Australia has been warned that it could miss out on the big share of Asia's largest skills training market, especially India, which has been estimated to grow up to USD 50 billion by 2022.
"Education spending ranks second only to outlays on food for the average Indian middle class family. Australia, with its robust, best in class VET providers, and institutional framework and quality assurance systems, is well placed to garner a large share of this market among consumers who cannot afford to be trained overseas. Yet Australian providers lag behind their competitors from the UK, Germany and Switzerland in this field," it said.
To gain access to Indian market, Australian Training And Further Education (TAFEs) should unbundle their high quality training courses and offer simpler training modules at lower cost to students, the report said.
"With public sector funding for VET providers under pressure, serving Asia's massive skills training demand could be important to securing the TAFE sector's long-term future," it said.
The report 'Skills Challenge: Australia and India's Skills Training Needs' has been published in AII's latest occasional paper 'Fearless NAdia' and has been authored by Prasenjit Kundu.
The report has proposed several steps to capitalise the Indian market which is said to have 25 per cent of global workforce by 2020 with an average age of its citizens to be at 29 years.

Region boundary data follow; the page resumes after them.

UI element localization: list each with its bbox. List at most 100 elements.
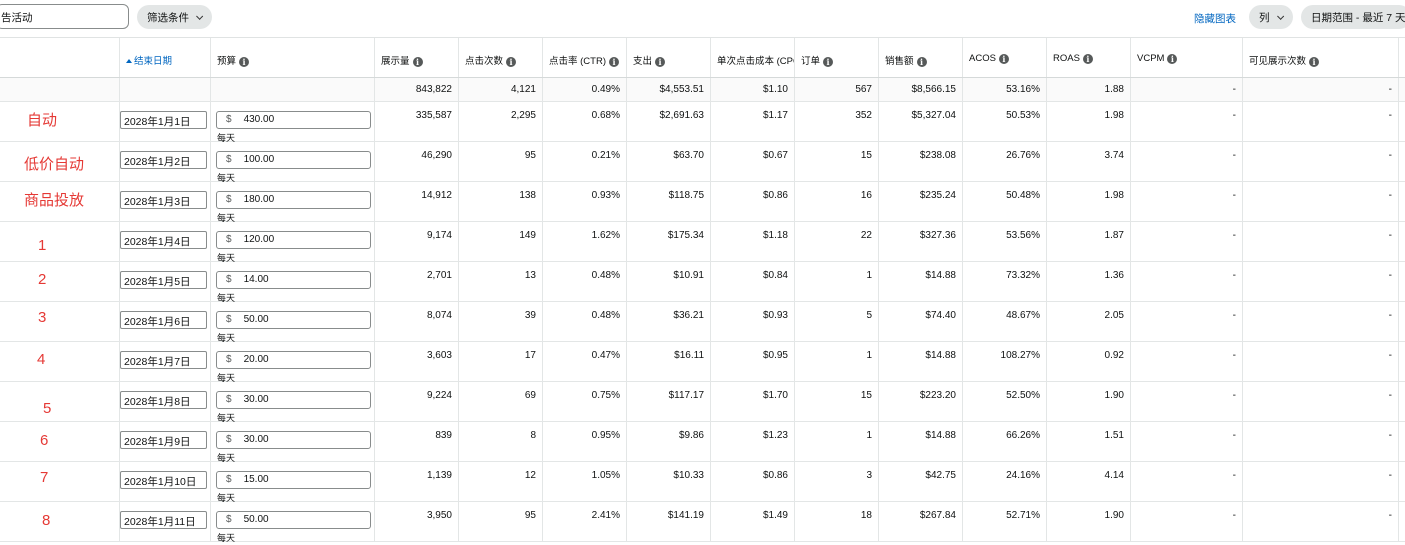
cell-clicks: 69: [459, 382, 543, 421]
cell-name: [0, 422, 120, 461]
cell-end-date: [120, 142, 211, 181]
cell-name: [0, 342, 120, 381]
info-icon[interactable]: i: [609, 57, 619, 67]
row-annotation: 7: [0, 462, 118, 501]
cell-end-date: [120, 382, 211, 421]
end-date-input[interactable]: 2028年1月10日: [120, 471, 207, 489]
end-date-input[interactable]: 2028年1月2日: [120, 151, 207, 169]
cell-cpc: $0.84: [711, 262, 795, 301]
header-roas[interactable]: ROAS i: [1047, 38, 1131, 77]
end-date-input[interactable]: 2028年1月6日: [120, 311, 207, 329]
end-date-input[interactable]: 2028年1月8日: [120, 391, 207, 409]
cell-viewable: -: [1243, 182, 1399, 221]
header-label: 订单: [801, 56, 821, 67]
cell-sales: $235.24: [879, 182, 963, 221]
cell-sales: $74.40: [879, 302, 963, 341]
header-end-date[interactable]: 结束日期: [120, 38, 211, 77]
budget-input[interactable]: $430.00: [216, 111, 371, 129]
info-icon[interactable]: i: [412, 57, 423, 67]
header-label: 可见展示次数: [1249, 56, 1307, 67]
cell-impressions: 2,701: [375, 262, 459, 301]
end-date-input[interactable]: 2028年1月5日: [120, 271, 207, 289]
header-acos[interactable]: ACOS i: [963, 38, 1047, 77]
annotation-text: 低价自动: [24, 156, 85, 173]
info-icon[interactable]: i: [823, 57, 834, 67]
search-input[interactable]: 告活动: [0, 4, 129, 29]
budget-input[interactable]: $15.00: [216, 471, 371, 489]
cell-sales: $238.08: [879, 142, 963, 181]
cell-ctr: 0.93%: [543, 182, 627, 221]
info-icon[interactable]: i: [1167, 54, 1178, 64]
end-date-input[interactable]: 2028年1月7日: [120, 351, 207, 369]
cell-spend: $118.75: [627, 182, 711, 221]
table-row: 46,290 95 0.21% $63.70 $0.67 15 $238.08 26.76% 3…: [0, 142, 1405, 183]
hide-chart-link[interactable]: 隐藏图表: [1194, 13, 1236, 25]
cell-budget: [211, 182, 375, 221]
annotation-text: 5: [43, 400, 52, 417]
info-icon[interactable]: i: [1309, 57, 1320, 67]
info-icon[interactable]: i: [506, 57, 517, 67]
header-sales[interactable]: 销售额 i: [879, 38, 963, 77]
budget-input[interactable]: $100.00: [216, 151, 371, 169]
budget-input[interactable]: $14.00: [216, 271, 371, 289]
table-row: 9,224 69 0.75% $117.17 $1.70 15 $223.20 52.50% 1…: [0, 382, 1405, 423]
row-annotation: 3: [0, 302, 118, 341]
header-clicks[interactable]: 点击次数 i: [459, 38, 543, 77]
annotation-text: 6: [40, 432, 49, 449]
filter-dropdown[interactable]: 筛选条件: [137, 5, 212, 29]
cell-vcpm: -: [1131, 422, 1243, 461]
budget-period-label: 每天: [217, 533, 236, 543]
cell-end-date: [120, 262, 211, 301]
cell-clicks: 8: [459, 422, 543, 461]
header-spend[interactable]: 支出 i: [627, 38, 711, 77]
cell-spend: $141.19: [627, 502, 711, 541]
header-budget[interactable]: 预算 i: [211, 38, 375, 77]
cell-vcpm: -: [1131, 262, 1243, 301]
info-icon[interactable]: i: [655, 57, 666, 67]
header-vcpm[interactable]: VCPM i: [1131, 38, 1243, 77]
budget-input[interactable]: $20.00: [216, 351, 371, 369]
cell-cpc: $0.93: [711, 302, 795, 341]
budget-input[interactable]: $50.00: [216, 511, 371, 529]
end-date-input[interactable]: 2028年1月1日: [120, 111, 207, 129]
cell-orders: 1: [795, 342, 879, 381]
header-label: 展示量: [381, 56, 410, 67]
budget-value: 15.00: [243, 474, 269, 485]
budget-value: 50.00: [243, 514, 269, 525]
cell-clicks: 4,121: [459, 78, 543, 101]
info-icon[interactable]: i: [1082, 54, 1093, 64]
cell-roas: 2.05: [1047, 302, 1131, 341]
end-date-input[interactable]: 2028年1月11日: [120, 511, 207, 529]
date-range-dropdown[interactable]: 日期范围 - 最近 7 天: [1301, 5, 1405, 29]
budget-period-label: 每天: [217, 453, 236, 463]
header-ctr[interactable]: 点击率 (CTR) i: [543, 38, 627, 77]
header-impressions[interactable]: 展示量 i: [375, 38, 459, 77]
budget-input[interactable]: $50.00: [216, 311, 371, 329]
cell-sales: $14.88: [879, 262, 963, 301]
info-icon[interactable]: i: [239, 57, 250, 67]
budget-input[interactable]: $30.00: [216, 431, 371, 449]
end-date-input[interactable]: 2028年1月4日: [120, 231, 207, 249]
end-date-input[interactable]: 2028年1月9日: [120, 431, 207, 449]
header-orders[interactable]: 订单 i: [795, 38, 879, 77]
cell-viewable: -: [1243, 382, 1399, 421]
cell-spend: $2,691.63: [627, 102, 711, 141]
cell-vcpm: -: [1131, 342, 1243, 381]
columns-dropdown[interactable]: 列: [1249, 5, 1293, 29]
cell-impressions: 335,587: [375, 102, 459, 141]
budget-input[interactable]: $120.00: [216, 231, 371, 249]
header-viewable[interactable]: 可见展示次数 i: [1243, 38, 1399, 77]
cell-impressions: 839: [375, 422, 459, 461]
info-icon[interactable]: i: [998, 54, 1009, 64]
row-annotation: 自动: [0, 102, 118, 141]
table-row: 14,912 138 0.93% $118.75 $0.86 16 $235.24 50.48…: [0, 182, 1405, 223]
budget-input[interactable]: $180.00: [216, 191, 371, 209]
end-date-input[interactable]: 2028年1月3日: [120, 191, 207, 209]
cell-spend: $10.91: [627, 262, 711, 301]
cell-roas: 1.51: [1047, 422, 1131, 461]
info-icon[interactable]: i: [916, 57, 927, 67]
currency-symbol: $: [226, 474, 232, 485]
header-cpc[interactable]: 单次点击成本 (CPC): [711, 38, 795, 77]
budget-input[interactable]: $30.00: [216, 391, 371, 409]
cell-acos: 50.53%: [963, 102, 1047, 141]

It recommended a Centre of Excellence to be established in India, with Australian TAFE educators and trainers heading over to help train new Registered Training Organisations to teach Indians.
"Establish a Centre of Excellence serving Australian VET providers who wish to deliver skills training in India. Initial focus to be on engineering and service skills in mining and construction, early childhood education, childcare, and health and aged care, expanding eventually to cover all five skill verticals as per the agreed bilateral charter," it said.
"Tasked with enabling collaboration opportunities with Indian partners including industry and NSDC partners, the COE should receive initial seed funding from government for three years, then proceed as a fee-for-service, low capital- intensive organisation with a lean cost structure and a small in-house team well versed in the Indian business landscape and the Australian VET sector's structures and cultures," the report suggested.